台地の登りは45度にもなる急角度。さすがに自走はできないので、大規模な歯軌条のトラック用リフトが設置されています
トラック・ドライバーのCDは、行きの道すがら、雨中にヒッチハイクの少年を拾います。少年は、リフトの終点で仕事をしている父親に会いに行くということでトラックに乗り込みます。CDは、少年のことを詮索もせず、プライドを傷つけないよう、一人前に扱ってやります。
リフトの終点で少年を降ろしたCDですが、しばしの休憩の後、いざ出発しようとしたところ、少年がやってきて、父親が見つからず、祖母のところに行くようにとの書置きがあったと話します。CDは、何も言わずに少年をトラックに乗せ、シャーロットまで二人連れで山越えを行うことになります。
CDは、ビッスンの物語の主人公らしく、相棒のトラックとカントリーミュージックをこよなく愛するブルーワーカーで、機械油がよく似合いそうです。
危険な山越えを生業にしている、ヒロイックな人物でもあります。

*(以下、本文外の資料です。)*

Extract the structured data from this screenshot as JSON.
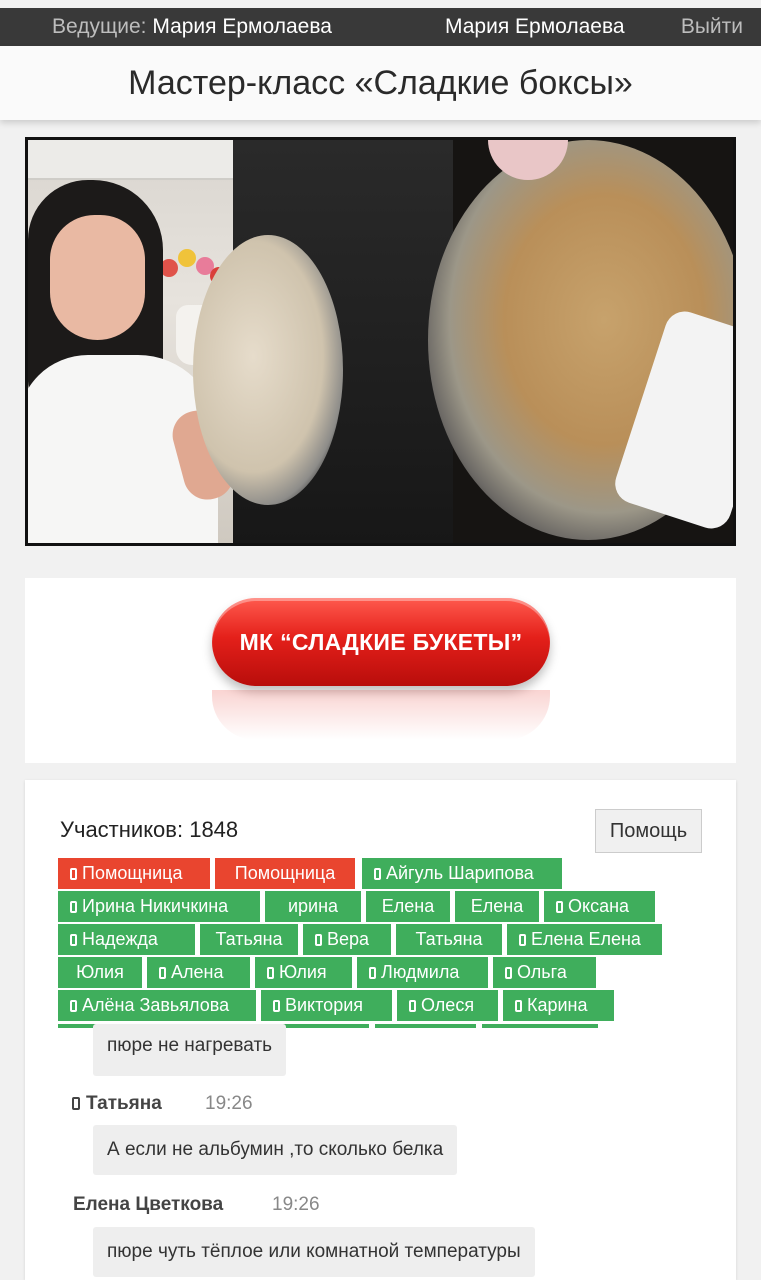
{
  "header": {
    "host_label": "Ведущие:",
    "host_name": "Мария Ермолаева",
    "user_name": "Мария Ермолаева",
    "logout": "Выйти"
  },
  "page": {
    "title": "Мастер-класс «Сладкие боксы»"
  },
  "video": {
    "description_icon": "video-stream"
  },
  "promo": {
    "button_label": "МК “СЛАДКИЕ БУКЕТЫ”"
  },
  "participants": {
    "label": "Участников: 1848",
    "help_button": "Помощь",
    "chips": [
      {
        "name": "Помощница",
        "color": "red",
        "phone": true
      },
      {
        "name": "Помощница",
        "color": "red",
        "phone": false
      },
      {
        "name": "Айгуль Шарипова",
        "color": "green",
        "phone": true
      },
      {
        "name": "Ирина Никичкина",
        "color": "green",
        "phone": true
      },
      {
        "name": "ирина",
        "color": "green",
        "phone": false
      },
      {
        "name": "Елена",
        "color": "green",
        "phone": false
      },
      {
        "name": "Елена",
        "color": "green",
        "phone": false
      },
      {
        "name": "Оксана",
        "color": "green",
        "phone": true
      },
      {
        "name": "Надежда",
        "color": "green",
        "phone": true
      },
      {
        "name": "Татьяна",
        "color": "green",
        "phone": false
      },
      {
        "name": "Вера",
        "color": "green",
        "phone": true
      },
      {
        "name": "Татьяна",
        "color": "green",
        "phone": false
      },
      {
        "name": "Елена Елена",
        "color": "green",
        "phone": true
      },
      {
        "name": "Юлия",
        "color": "green",
        "phone": false
      },
      {
        "name": "Алена",
        "color": "green",
        "phone": true
      },
      {
        "name": "Юлия",
        "color": "green",
        "phone": true
      },
      {
        "name": "Людмила",
        "color": "green",
        "phone": true
      },
      {
        "name": "Ольга",
        "color": "green",
        "phone": true
      },
      {
        "name": "Алёна Завьялова",
        "color": "green",
        "phone": true
      },
      {
        "name": "Виктория",
        "color": "green",
        "phone": true
      },
      {
        "name": "Олеся",
        "color": "green",
        "phone": true
      },
      {
        "name": "Карина",
        "color": "green",
        "phone": true
      }
    ]
  },
  "chat": {
    "messages": [
      {
        "text": "пюре не нагревать"
      },
      {
        "author": "Татьяна",
        "phone": true,
        "time": "19:26",
        "text": "А если не альбумин ,то сколько белка"
      },
      {
        "author": "Елена Цветкова",
        "phone": false,
        "time": "19:26",
        "text": "пюре чуть тёплое или комнатной температуры"
      }
    ]
  },
  "colors": {
    "chip_green": "#3fae5c",
    "chip_red": "#e9452f",
    "topbar": "#393939",
    "promo_red": "#e4201a"
  }
}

きっとユーモアとペーソスを漂わせる風貌で、ビッスン自身によく似ていることでしょう。
「熊が火を発見する」で、主人公がパンクしたタイヤを甥っ子に手伝わせながら、ちゃっちゃと手早く取り替えるシーンがありましたが、ビッスンは、こういう、ローテクだけど、人の手による熟練した技というものに愛着を感じているんだと思います。
また、このとんでもない台地から臨むことができる絶景の描写も、この物語の魅力です。
高度が上がるにつれ、下方には、果てしない雲海が広がり、上方には、星もまたたかぬ紺碧の空が、そして、下りでは、大西洋湾岸までが一望できます。
そして、もちろん、ビッスンの「南部臭さ」というか、郷愁めいた不思議な味わいが物語の基調となっています。過激さのないランズデールのような味なんですよね。
CDは、少年に、自分の若い頃を重ね合わせています。少年との山越えによって、CDは、昔に背負った後ろめたい借りを返すことができ、心が晴れたように笑い出します。山越えの途中に出くわす、こんな場所に適応するようになった巨大ロブスターにかかわって徒労に終わるエピソードも物語のトーンに合っていて上手いですね。酒場でバーボンを飲みながら聴きたいお話です。
ビッスンは、2024年に81歳で死去。メジャーではありませんが、心に残る作品が多く、埋もれていくのは惜しいと思っています。